The mean age for diagnosing CRC among our patients is 60.5 years, the median is 62 years and the peak is between 61-80 years of age. Approximately 9% of our patients are 40 or younger and 25% of our patients were 50 years or younger. Other studies from Jordan show a high percentage of cases among young individuals; a study from North Jordan revealed that 12.8 percent of the patients were younger than 40 years of age.20 Another Jordanian study found that 37% of patients with colonic cancer were younger than 55 years of age.21 Again this trend is reported from neighboring countries, In Saudi Arabia the median age for CRC was 60 years for men and 55 years for women.8 Twenty-one percent of cases in Saudi Arabia, and 38% in Egypt were diagnosed in patients below 40 years old whereas in the United States and Europe only 2-8% of CRC are diagnosed in this age group.22 However, the highest ASR of CRC among Jordanian patients is in the 80-84 age group.2 The ASR for the 20-24 and 25-29 year-old groups are the same as those of the United States (0.6 and 1.2 respectively) whereas the ASRs for Jordan are slightly more than those of the United States for the 35-39 age group (6.7 compared to 4.9).8 There was no statistical difference between the Jordan ASR and the United States ASR for the different age groups as compared by chi-square test (P=.333).

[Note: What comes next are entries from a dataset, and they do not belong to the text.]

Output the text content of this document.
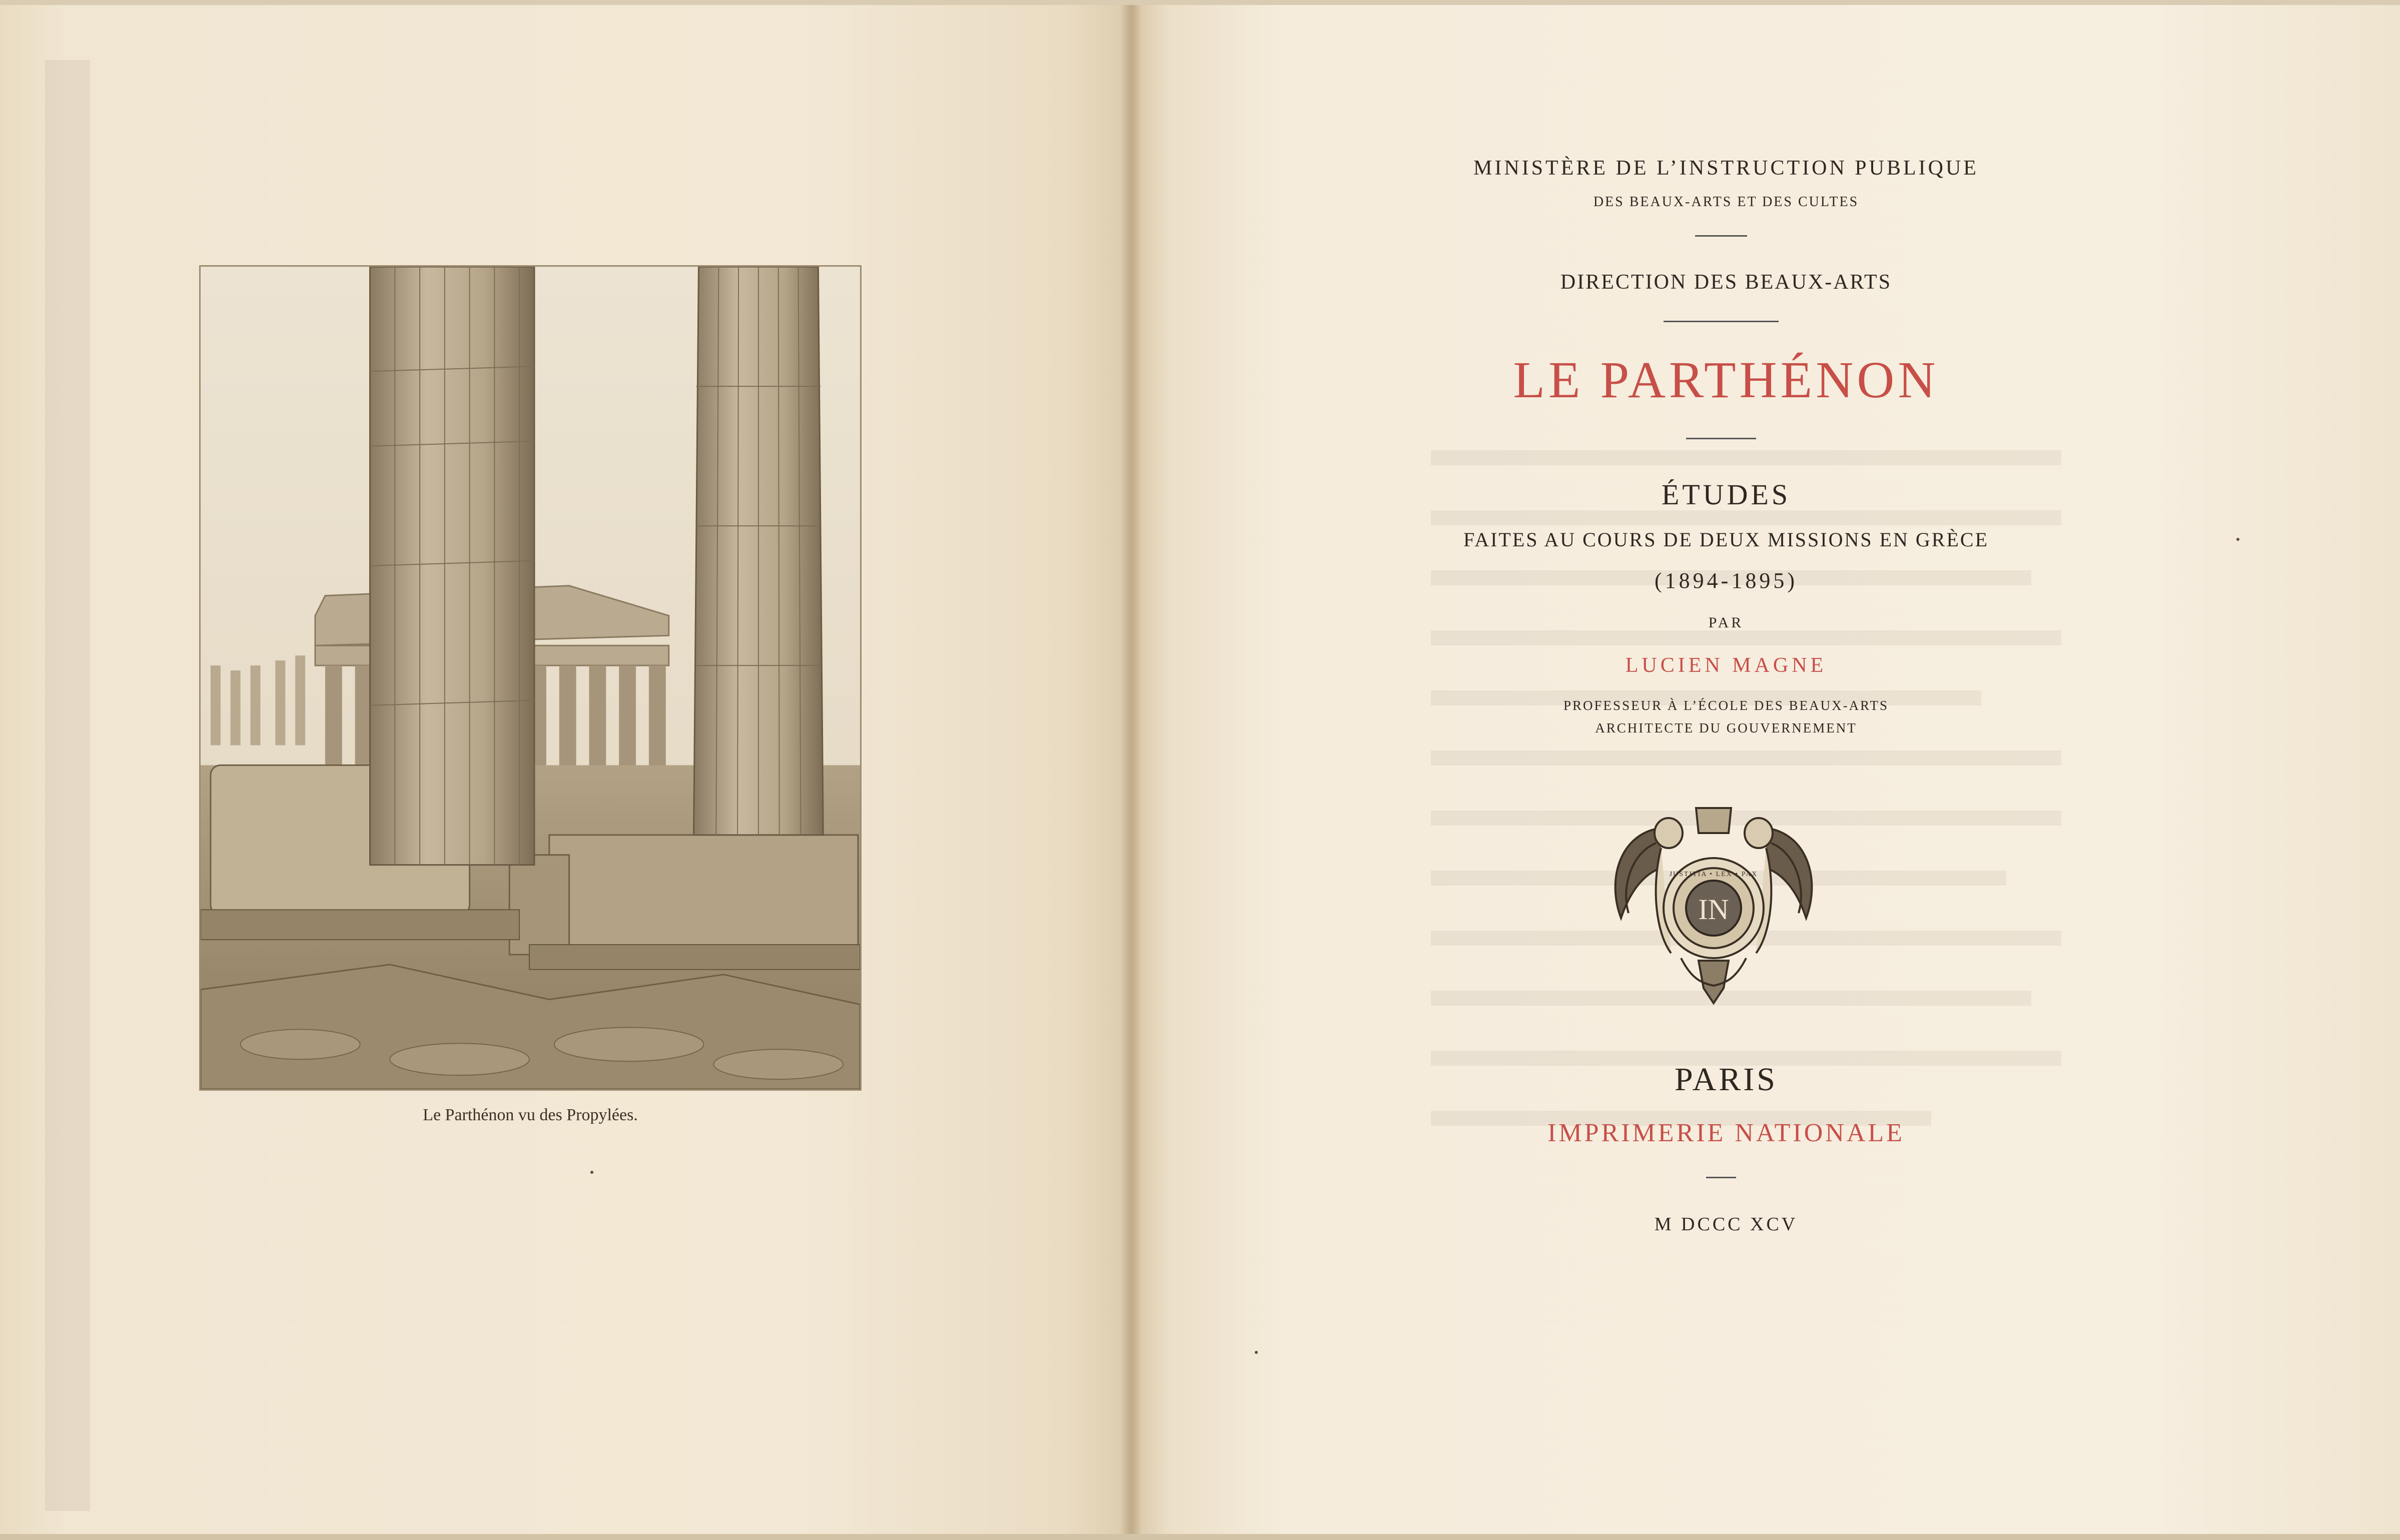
Le Parthénon vu des Propylées.
MINISTÈRE DE L’INSTRUCTION PUBLIQUE
DES BEAUX-ARTS ET DES CULTES
DIRECTION DES BEAUX-ARTS
LE PARTHÉNON
ÉTUDES
FAITES AU COURS DE DEUX MISSIONS EN GRÈCE
(1894-1895)
PAR
LUCIEN MAGNE
PROFESSEUR À L’ÉCOLE DES BEAUX-ARTS
ARCHITECTE DU GOUVERNEMENT
IN
JUSTITIA • LEX • PAX
PARIS
IMPRIMERIE NATIONALE
M DCCC XCV
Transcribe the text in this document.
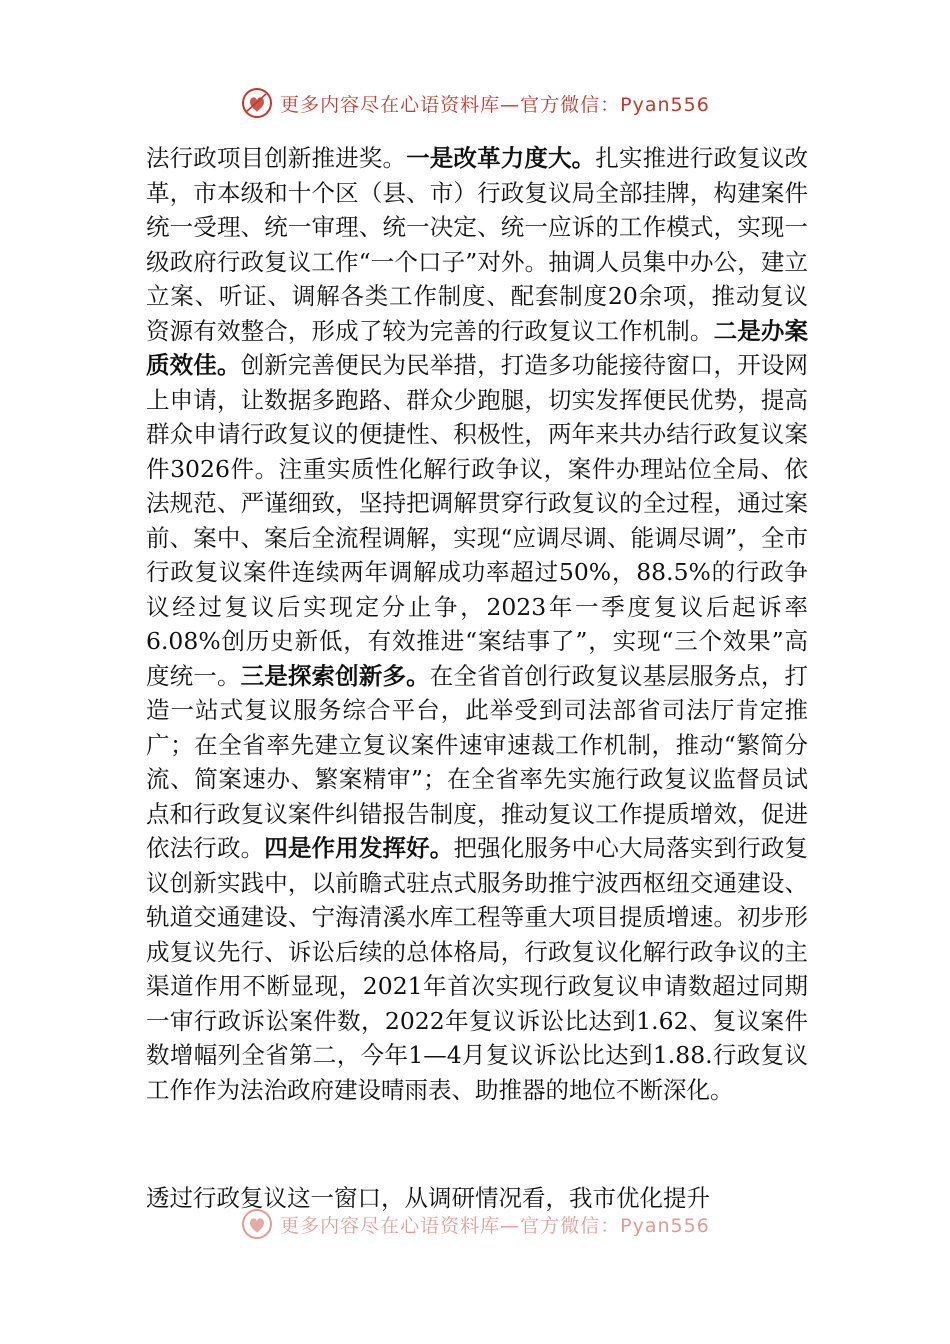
更多内容尽在心语资料库—官方微信：Pyan556

法行政项目创新推进奖。一是改革力度大。扎实推进行政复议改革，市本级和十个区（县、市）行政复议局全部挂牌，构建案件统一受理、统一审理、统一决定、统一应诉的工作模式，实现一级政府行政复议工作“一个口子”对外。抽调人员集中办公，建立立案、听证、调解各类工作制度、配套制度20余项，推动复议资源有效整合，形成了较为完善的行政复议工作机制。二是办案质效佳。创新完善便民为民举措，打造多功能接待窗口，开设网上申请，让数据多跑路、群众少跑腿，切实发挥便民优势，提高群众申请行政复议的便捷性、积极性，两年来共办结行政复议案件3026件。注重实质性化解行政争议，案件办理站位全局、依法规范、严谨细致，坚持把调解贯穿行政复议的全过程，通过案前、案中、案后全流程调解，实现“应调尽调、能调尽调”，全市行政复议案件连续两年调解成功率超过50%，88.5%的行政争议经过复议后实现定分止争，2023年一季度复议后起诉率6.08%创历史新低，有效推进“案结事了”，实现“三个效果”高度统一。三是探索创新多。在全省首创行政复议基层服务点，打造一站式复议服务综合平台，此举受到司法部省司法厅肯定推广；在全省率先建立复议案件速审速裁工作机制，推动“繁简分流、简案速办、繁案精审”；在全省率先实施行政复议监督员试点和行政复议案件纠错报告制度，推动复议工作提质增效，促进依法行政。四是作用发挥好。把强化服务中心大局落实到行政复议创新实践中，以前瞻式驻点式服务助推宁波西枢纽交通建设、轨道交通建设、宁海清溪水库工程等重大项目提质增速。初步形成复议先行、诉讼后续的总体格局，行政复议化解行政争议的主渠道作用不断显现，2021年首次实现行政复议申请数超过同期一审行政诉讼案件数，2022年复议诉讼比达到1.62、复议案件数增幅列全省第二，今年1—4月复议诉讼比达到1.88.行政复议工作作为法治政府建设晴雨表、助推器的地位不断深化。

透过行政复议这一窗口，从调研情况看，我市优化提升

更多内容尽在心语资料库—官方微信：Pyan556
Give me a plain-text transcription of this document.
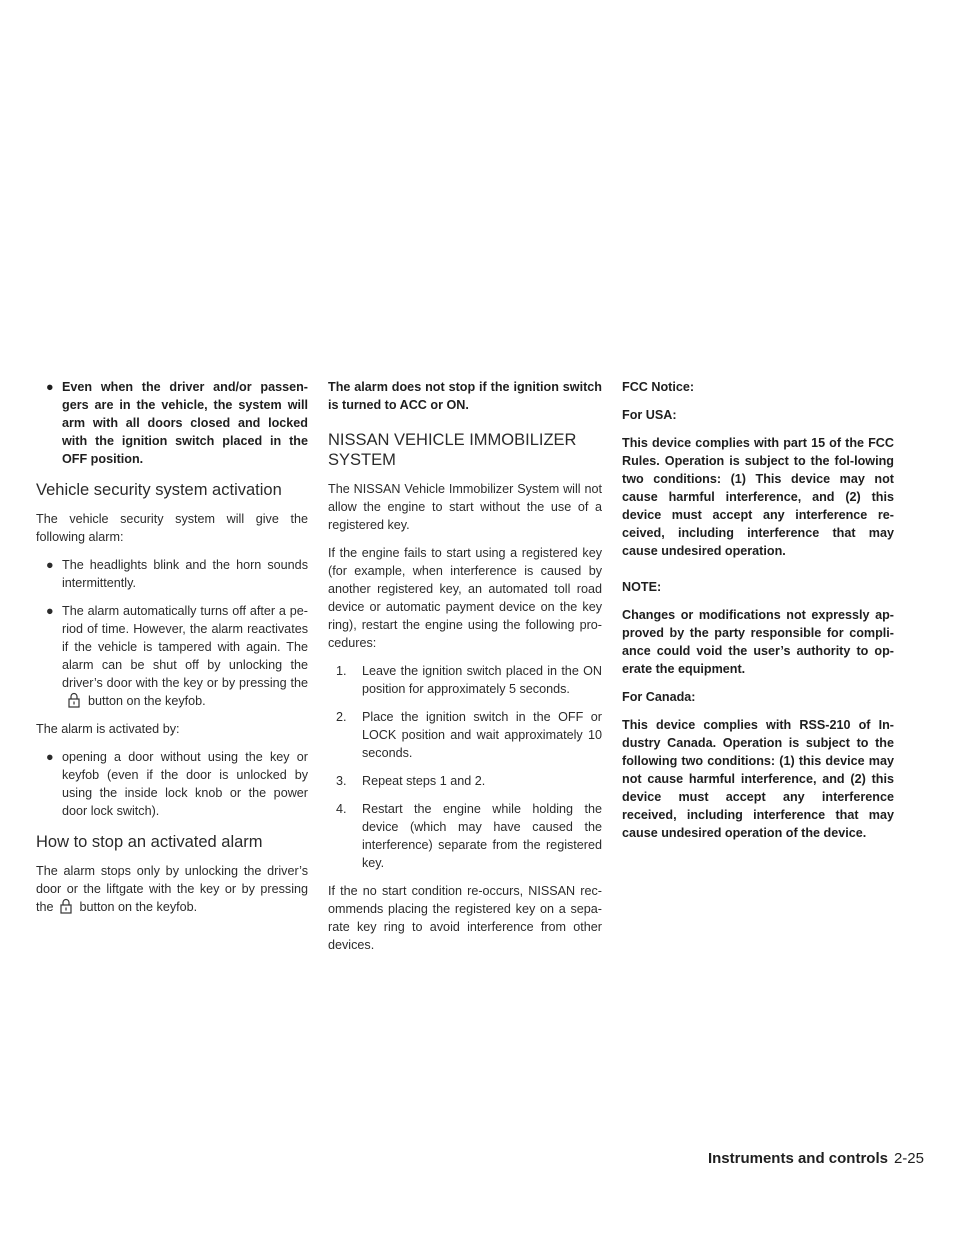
● Even when the driver and/or passen-gers are in the vehicle, the system will arm with all doors closed and locked with the ignition switch placed in the OFF position.
Vehicle security system activation

The vehicle security system will give the following alarm:

● The headlights blink and the horn sounds intermittently.
● The alarm automatically turns off after a pe-riod of time. However, the alarm reactivates if the vehicle is tampered with again. The alarm can be shut off by unlocking the driver’s door with the key or by pressing the
button on the keyfob.

The alarm is activated by:

● opening a door without using the key or keyfob (even if the door is unlocked by using the inside lock knob or the power door lock switch).
How to stop an activated alarm

The alarm stops only by unlocking the driver’s door or the liftgate with the key or by pressing the button on the keyfob.

The alarm does not stop if the ignition switch is turned to ACC or ON.

NISSAN VEHICLE IMMOBILIZER SYSTEM

The NISSAN Vehicle Immobilizer System will not allow the engine to start without the use of a registered key.

If the engine fails to start using a registered key (for example, when interference is caused by another registered key, an automated toll road device or automatic payment device on the key ring), restart the engine using the following pro-cedures:

1. Leave the ignition switch placed in the ON position for approximately 5 seconds.
2. Place the ignition switch in the OFF or LOCK position and wait approximately 10 seconds.
3. Repeat steps 1 and 2.
4. Restart the engine while holding the device (which may have caused the interference) separate from the registered key.

If the no start condition re-occurs, NISSAN rec-ommends placing the registered key on a sepa-rate key ring to avoid interference from other devices.

FCC Notice:

For USA:

This device complies with part 15 of the FCC Rules. Operation is subject to the fol-lowing two conditions: (1) This device may not cause harmful interference, and (2) this device must accept any interference re-ceived, including interference that may cause undesired operation.

NOTE:

Changes or modifications not expressly ap-proved by the party responsible for compli-ance could void the user’s authority to op-erate the equipment.

For Canada:

This device complies with RSS-210 of In-dustry Canada. Operation is subject to the following two conditions: (1) this device may not cause harmful interference, and (2) this device must accept any interference received, including interference that may cause undesired operation of the device.

Instruments and controls 2-25
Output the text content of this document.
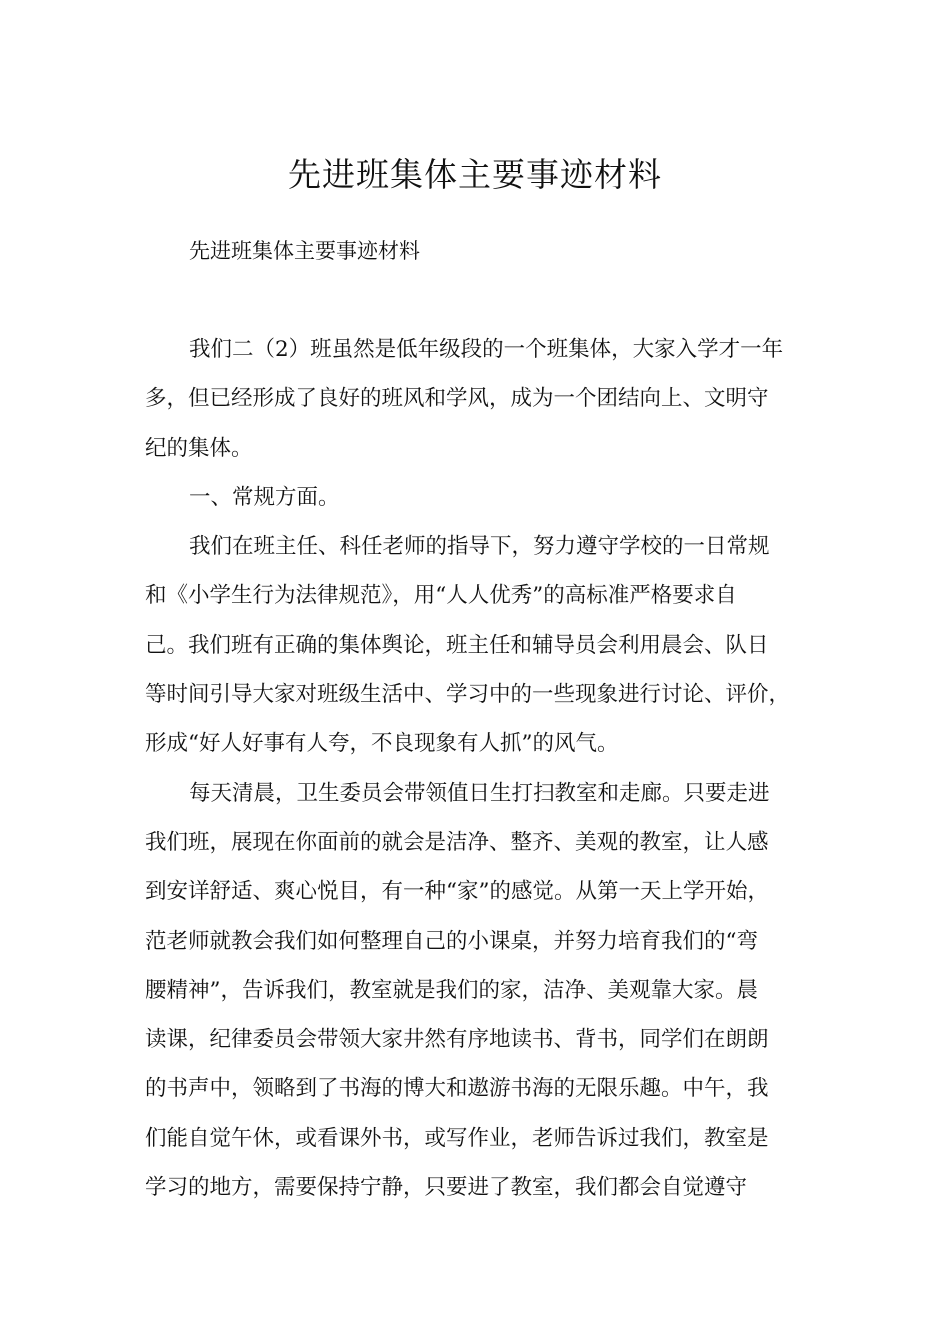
先进班集体主要事迹材料
先进班集体主要事迹材料
我们二（2）班虽然是低年级段的一个班集体，大家入学才一年
多，但已经形成了良好的班风和学风，成为一个团结向上、文明守
纪的集体。
一、常规方面。
我们在班主任、科任老师的指导下，努力遵守学校的一日常规
和《小学生行为法律规范》，用“人人优秀”的高标准严格要求自
己。我们班有正确的集体舆论，班主任和辅导员会利用晨会、队日
等时间引导大家对班级生活中、学习中的一些现象进行讨论、评价，
形成“好人好事有人夸，不良现象有人抓”的风气。
每天清晨，卫生委员会带领值日生打扫教室和走廊。只要走进
我们班，展现在你面前的就会是洁净、整齐、美观的教室，让人感
到安详舒适、爽心悦目，有一种“家”的感觉。从第一天上学开始，
范老师就教会我们如何整理自己的小课桌，并努力培育我们的“弯
腰精神”，告诉我们，教室就是我们的家，洁净、美观靠大家。晨
读课，纪律委员会带领大家井然有序地读书、背书，同学们在朗朗
的书声中，领略到了书海的博大和遨游书海的无限乐趣。中午，我
们能自觉午休，或看课外书，或写作业，老师告诉过我们，教室是
学习的地方，需要保持宁静，只要进了教室，我们都会自觉遵守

The large proportion of CRC occurring at a young age is most likely a reflection of the young population of Jordan as 77.4% of Jordanian population is younger than 40 years of age.3 

As well as decreasing the incidence of cancer, screening helps in diagnosing CRC at an early stage where chances of survival are excellent.23 According to UK statistics, the 5-year survival for stage I CRC is 95%, whereas it decreases to 7% for stage IV disease.24 In our study, more than half of the cases were TNM stage III or IV indicating a delay in diagnosis. Other Jordanian studies reported a similar trend of late diagnosis. In one study about a quarter of the patients were diagnosed with stage IV disease.20 The reasons for diagnostic delay were reportedly patient unawareness of CRC symptoms and physician failure to fully investigate at first manifestation of symptoms.20 

Although this study covers only one institution, it is the largest epidemiological study on CRC from Jordan. Some demographic data were missing, including the age of some patients as well as the exact site of the tumor. Other limitations are that the data are not detailed for 2013 and 2014, so we used the 2012 data, which was complete and detailed. Survival rates were not assessed in this study and they are not documented in the JCR. This study demonstrated a rising number of CRC cases among JUH patients and predicts a further increase in the near future. It also shows that CRC presents at a late stage. These results demonstrate the importance of bet.ter health planning to prevent CRC through educating the public about the risk factors and the importance of screening. Better understanding of the symptoms can help to decrease the proportion of late diagnoses.